OP presents a hypothesis that quantizing the smaller 8B model of the Llama 3 series of models might result in more harm to the model than quantizing larger 70B models. While the nature of this post is a lot like a public service announcement, but at the same time, OP isn’t sure of their anecdotal findings, so they posted for others to confirm whether their experience is replicable.
One comment confirms the OP’s perception, but also admits that without “proper statistics”, their findings are also hard to trust. They also noticed impairment in instruction following for lower quant Llama 8B models, and also writes that they experience especially greater impairment when the context includes “rich and dense information”, while it doesn’t suffer as much with “low density information”.
One of the commenters provide a potential hypothesis for why this might be happening—that Llama 3 was trained with BF16 and not FP16, which has the same range (but not the same precision) as FP32. They further hypothesize that since BF16 is much like FP32 in that going from it to q8 is a more significant reduction than going from FP16, Llama 3 models suffer more from quantizations.
Others share useful papers on the exact topic they are discussing, like How Good Are Low-bit Quantized LLaMA3 Models?
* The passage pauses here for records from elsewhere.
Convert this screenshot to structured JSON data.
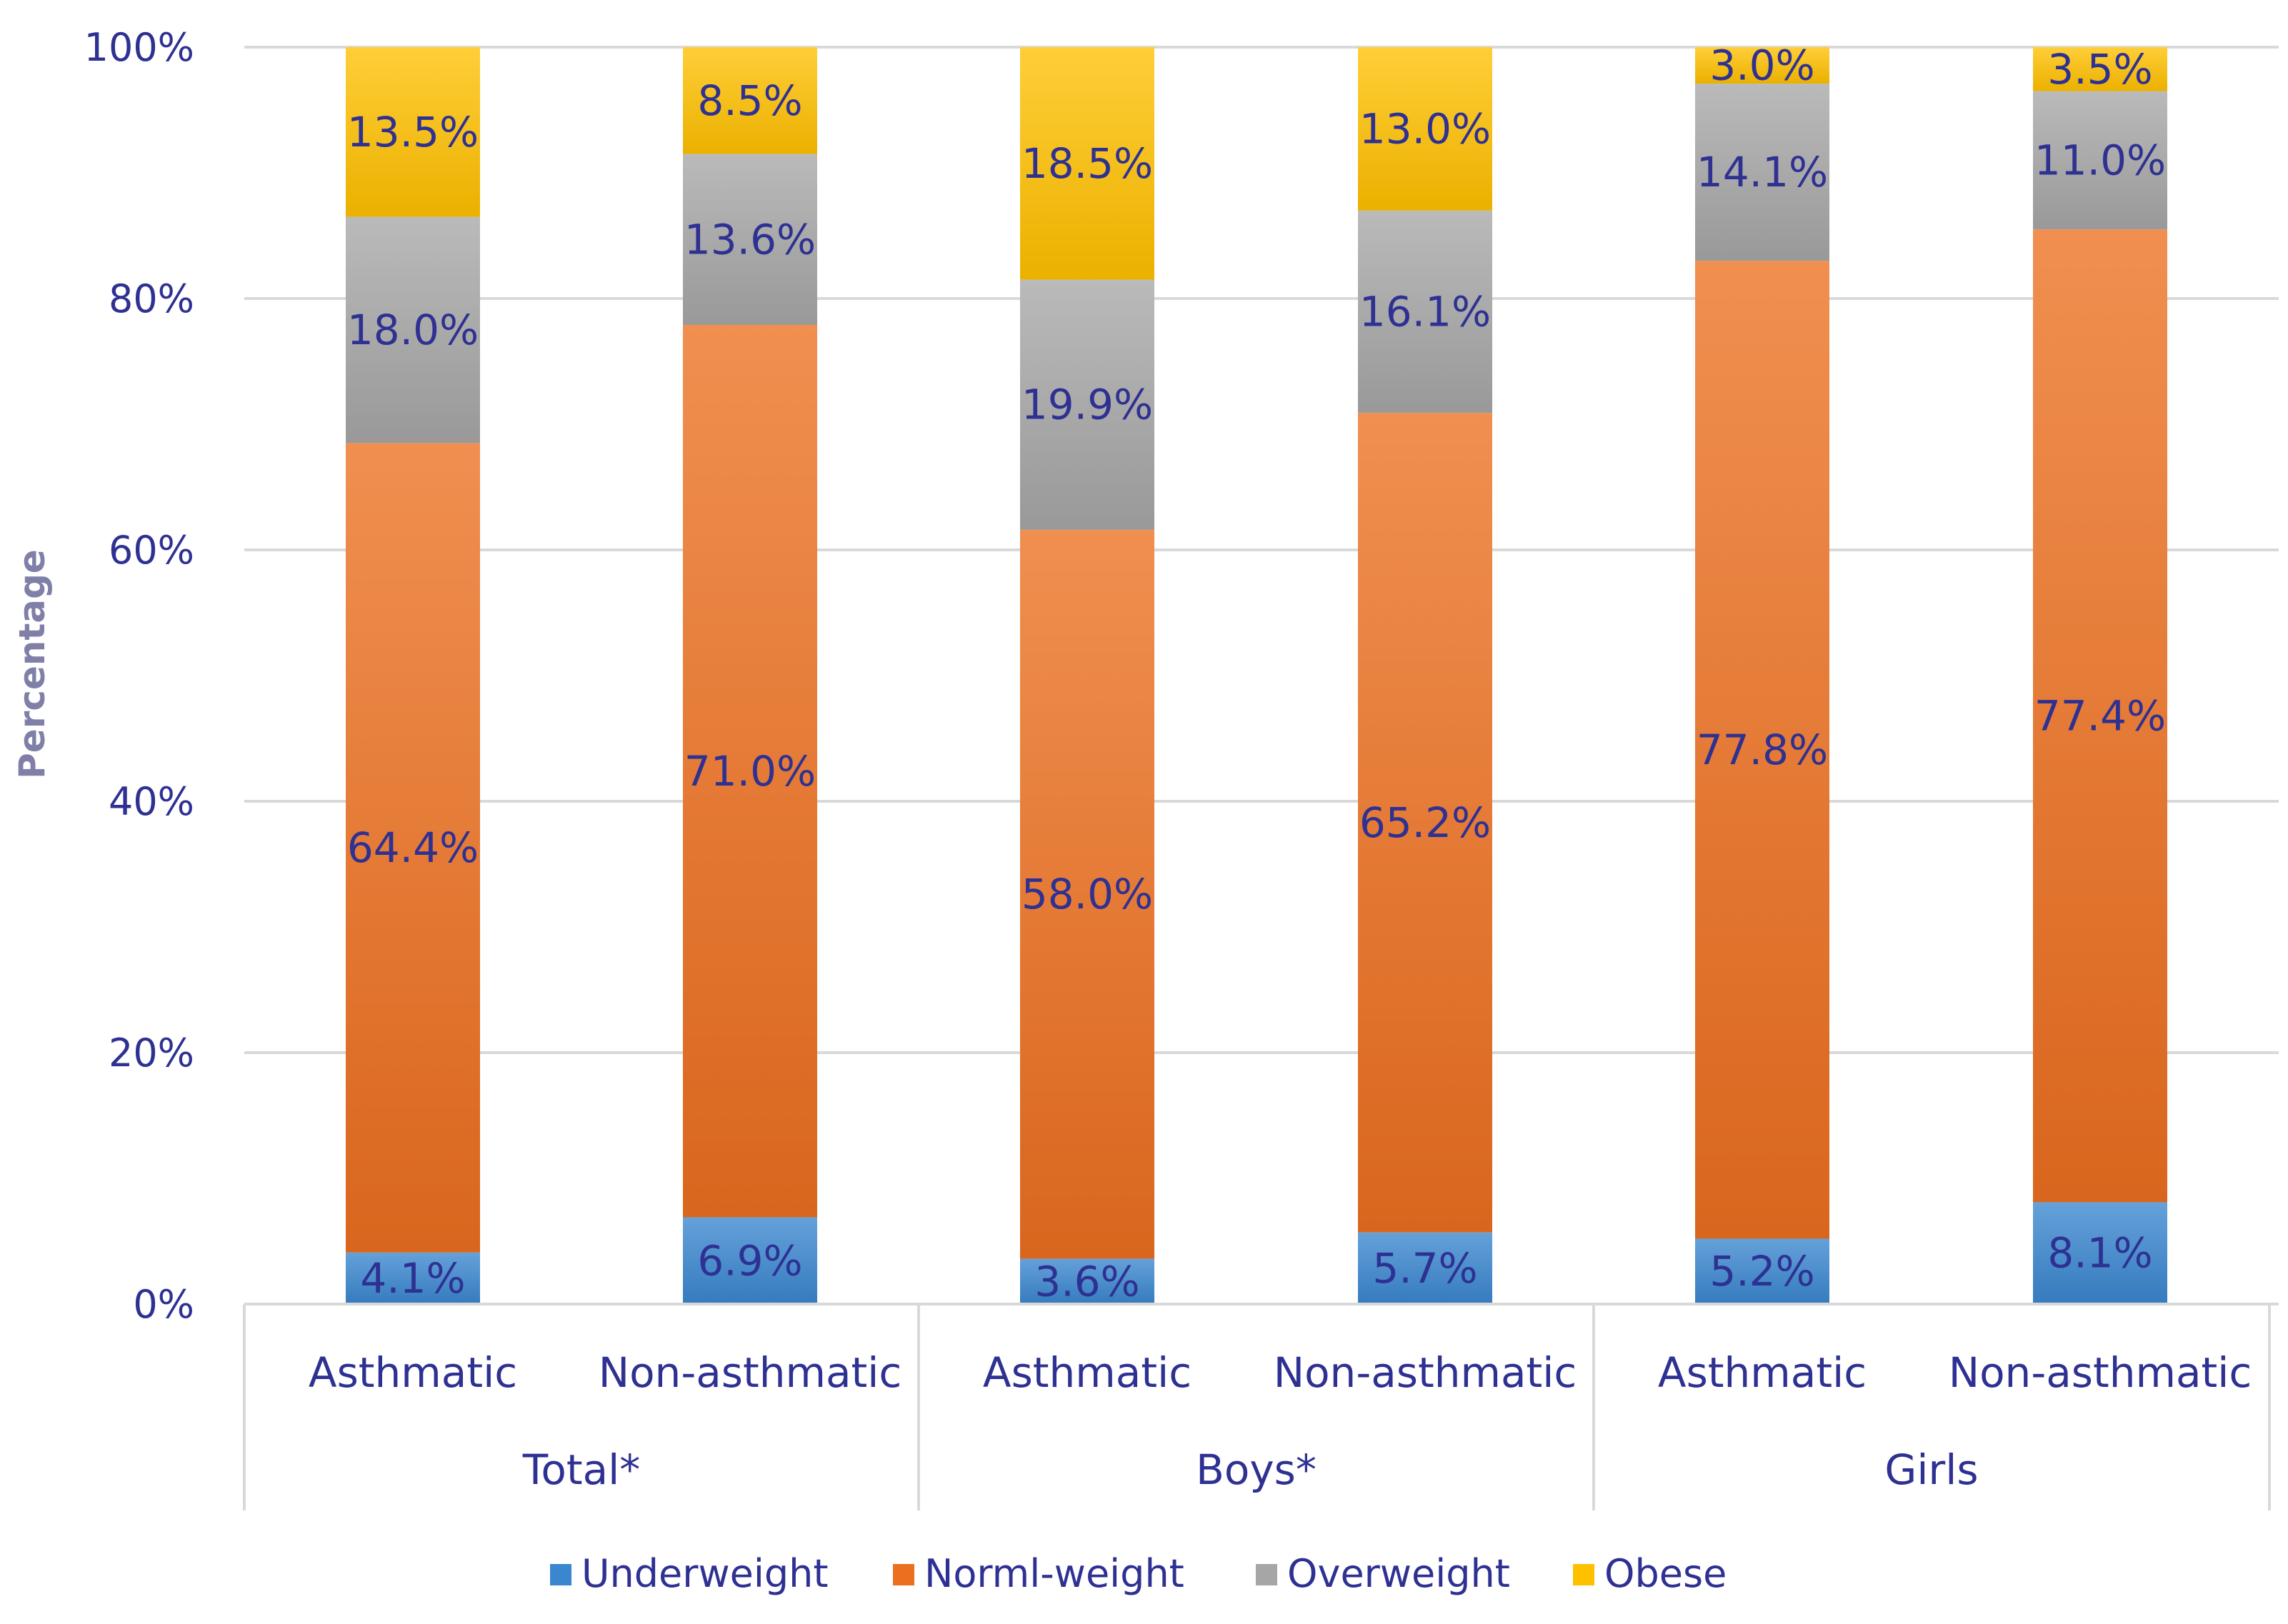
{
  "chart_data": {
    "type": "bar",
    "stacked": true,
    "percent_stacked": true,
    "ylabel": "Percentage",
    "ylim": [
      0,
      100
    ],
    "yticks": [
      "0%",
      "20%",
      "40%",
      "60%",
      "80%",
      "100%"
    ],
    "grid": true,
    "legend_position": "bottom",
    "groups": [
      {
        "label": "Total*",
        "categories": [
          "Asthmatic",
          "Non-asthmatic"
        ]
      },
      {
        "label": "Boys*",
        "categories": [
          "Asthmatic",
          "Non-asthmatic"
        ]
      },
      {
        "label": "Girls",
        "categories": [
          "Asthmatic",
          "Non-asthmatic"
        ]
      }
    ],
    "series": [
      {
        "name": "Underweight",
        "color": "#3a86cf",
        "values": [
          4.1,
          6.9,
          3.6,
          5.7,
          5.2,
          8.1
        ],
        "labels": [
          "4.1%",
          "6.9%",
          "3.6%",
          "5.7%",
          "5.2%",
          "8.1%"
        ]
      },
      {
        "name": "Norml-weight",
        "color": "#ec6f1f",
        "values": [
          64.4,
          71.0,
          58.0,
          65.2,
          77.8,
          77.4
        ],
        "labels": [
          "64.4%",
          "71.0%",
          "58.0%",
          "65.2%",
          "77.8%",
          "77.4%"
        ]
      },
      {
        "name": "Overweight",
        "color": "#a6a6a6",
        "values": [
          18.0,
          13.6,
          19.9,
          16.1,
          14.1,
          11.0
        ],
        "labels": [
          "18.0%",
          "13.6%",
          "19.9%",
          "16.1%",
          "14.1%",
          "11.0%"
        ]
      },
      {
        "name": "Obese",
        "color": "#ffc000",
        "values": [
          13.5,
          8.5,
          18.5,
          13.0,
          3.0,
          3.5
        ],
        "labels": [
          "13.5%",
          "8.5%",
          "18.5%",
          "13.0%",
          "3.0%",
          "3.5%"
        ]
      }
    ]
  }
}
An Empirical Study, which has benchmark scores along multiple types of Llama 3 quantizations.
Others suggest that while models previous to Llama 3 was not making the best use of FP16, and that because Llama 3 is, they are seeing greater performance losses with quantized versions of it.
While much of these discussions may be speculation, people sharing information with each other to confirm experiences may help them make better decisions as to which quantization to use, and even go beyond that to do rigorous experiments on the model.